Kepala Desa Kepanjen, Sugeng Purnomo memberikan sambutan di Lapangan Desa Kepanjen, Pace, dalam pagelaran wayang kulit semalam suntuk (Mr Boni/SRTV)
Kepala Desa Kepanjen, Sugeng Purnomo memberikan sambutan di Lapangan Desa Kepanjen, Pace, dalam pagelaran wayang kulit semalam suntuk (Mr Boni/SRTV)

NGANJUK, SRTV.CO.ID – Pemerintah Desa (Pemdes) Kepanjen, Kecamatan Pace, Kabupaten Nganjuk menggelar pagelaran wayang kulit semalam suntuk di Lapangan desa setempat Sabtu (5/9/2026) malam.

Agenda tahunan ini menghadirkan dalang kondang Ki Cahyo Kuntadi, dan makin semarak dengan hadirnya pelawak ternama, Cak Yudho dan Cak Komet.

Acara diawali secara simbolis melalui penyerahan tokoh wayang oleh Kepala Desa Kepanjen, Sugeng Purnomo, kepada Ki Dalang sebagai tanda dimulainya pertunjukan.

"Nyadran adalah salah satu simbol perpaduan antara ajaran Islam dan budaya lokal serta bentuk nguri-nguri peninggalan orang terdahulu yang tidak bisa kita tinggalkan," ujar Kades Kepanjen, Sugeng Purnomo.

Kegiatan bernuansa seni dan budaya ini diselenggarakan dalam rangka memperingati agenda tahunan tradisi Nyadran sekaligus memperingati Peringatan Hari Besar Nasional (PHBN) HUT ke-81 Republik Indonesia.

Kehadiran ribuan warga yang memadati area lapangan mempertegas antusiasme masyarakat dalam merawat kebudayaan lokal di tengah arus modernisasi.

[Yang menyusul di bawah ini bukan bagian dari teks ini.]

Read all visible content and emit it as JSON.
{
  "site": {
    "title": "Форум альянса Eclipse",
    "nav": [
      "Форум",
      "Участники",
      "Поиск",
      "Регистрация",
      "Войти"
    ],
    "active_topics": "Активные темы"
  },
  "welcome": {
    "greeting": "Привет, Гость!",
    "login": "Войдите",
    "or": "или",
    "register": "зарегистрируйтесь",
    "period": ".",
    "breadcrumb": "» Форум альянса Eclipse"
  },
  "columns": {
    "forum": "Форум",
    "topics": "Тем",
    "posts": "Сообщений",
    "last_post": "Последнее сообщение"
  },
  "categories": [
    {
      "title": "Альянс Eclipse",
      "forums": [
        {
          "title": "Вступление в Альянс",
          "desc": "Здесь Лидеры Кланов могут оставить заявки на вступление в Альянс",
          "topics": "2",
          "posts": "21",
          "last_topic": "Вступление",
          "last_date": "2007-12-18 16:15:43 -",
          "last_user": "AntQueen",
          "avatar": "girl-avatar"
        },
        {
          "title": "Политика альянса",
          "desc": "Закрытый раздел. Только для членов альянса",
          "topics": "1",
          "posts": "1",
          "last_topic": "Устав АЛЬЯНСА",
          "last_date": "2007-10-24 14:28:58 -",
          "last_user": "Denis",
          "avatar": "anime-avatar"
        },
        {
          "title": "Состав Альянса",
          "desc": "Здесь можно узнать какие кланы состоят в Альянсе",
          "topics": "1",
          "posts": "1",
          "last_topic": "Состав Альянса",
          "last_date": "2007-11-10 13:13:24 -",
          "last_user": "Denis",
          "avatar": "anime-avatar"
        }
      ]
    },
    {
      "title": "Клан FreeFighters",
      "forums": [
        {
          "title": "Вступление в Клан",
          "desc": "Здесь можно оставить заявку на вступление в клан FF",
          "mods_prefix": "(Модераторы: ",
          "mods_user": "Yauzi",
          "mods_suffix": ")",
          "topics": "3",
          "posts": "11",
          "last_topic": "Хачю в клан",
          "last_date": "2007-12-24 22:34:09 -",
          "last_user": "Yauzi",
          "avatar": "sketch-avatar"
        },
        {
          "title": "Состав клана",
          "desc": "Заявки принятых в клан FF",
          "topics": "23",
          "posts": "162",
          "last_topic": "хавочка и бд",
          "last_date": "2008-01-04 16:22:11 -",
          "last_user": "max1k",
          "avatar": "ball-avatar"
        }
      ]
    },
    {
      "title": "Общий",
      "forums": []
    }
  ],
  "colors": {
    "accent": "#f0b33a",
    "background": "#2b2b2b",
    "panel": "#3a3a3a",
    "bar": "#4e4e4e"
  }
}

"Agenda ini menjadi sarana untuk memperkokoh semangat gotong royong serta ajang silaturahmi bagi seluruh warga Desa Kepanjen," ungkap Sugeng Purnomo.

Dalam pertunjukan kali ini, Ki Cahyo Kuntadi membawakan lakon Sesaji Raja Suya. Cerita tersebut mengisahkan niat agung para Pandawa dalam menggelar upacara besar demi menegakkan warisan luhur serta menjaga ketentraman wilayahnya.

"Lewat lakon Sesaji Raja Suya, ada gambaran niat para Pandawa mengadakan upacara agung demi menegakkan warisan luhur," tutur Sugeng Purnomo.

Nilai-nilai filosofis yang terkandung dalam cerita wayang tersebut diharapkan dapat diresapi oleh seluruh elemen masyarakat demi kemajuan dan keharmonisan desa ke depannya.

"Melalui momentum ini, kita kembali membangun kekompakan dan gotong royong yang lebih harmonis agar Desa Kepanjen tetap menjadi desa yang Tanggap, Tangguh, dan Tanggon menuju tahun 2027 yang lebih maju," pungkas Sugeng Purnomo.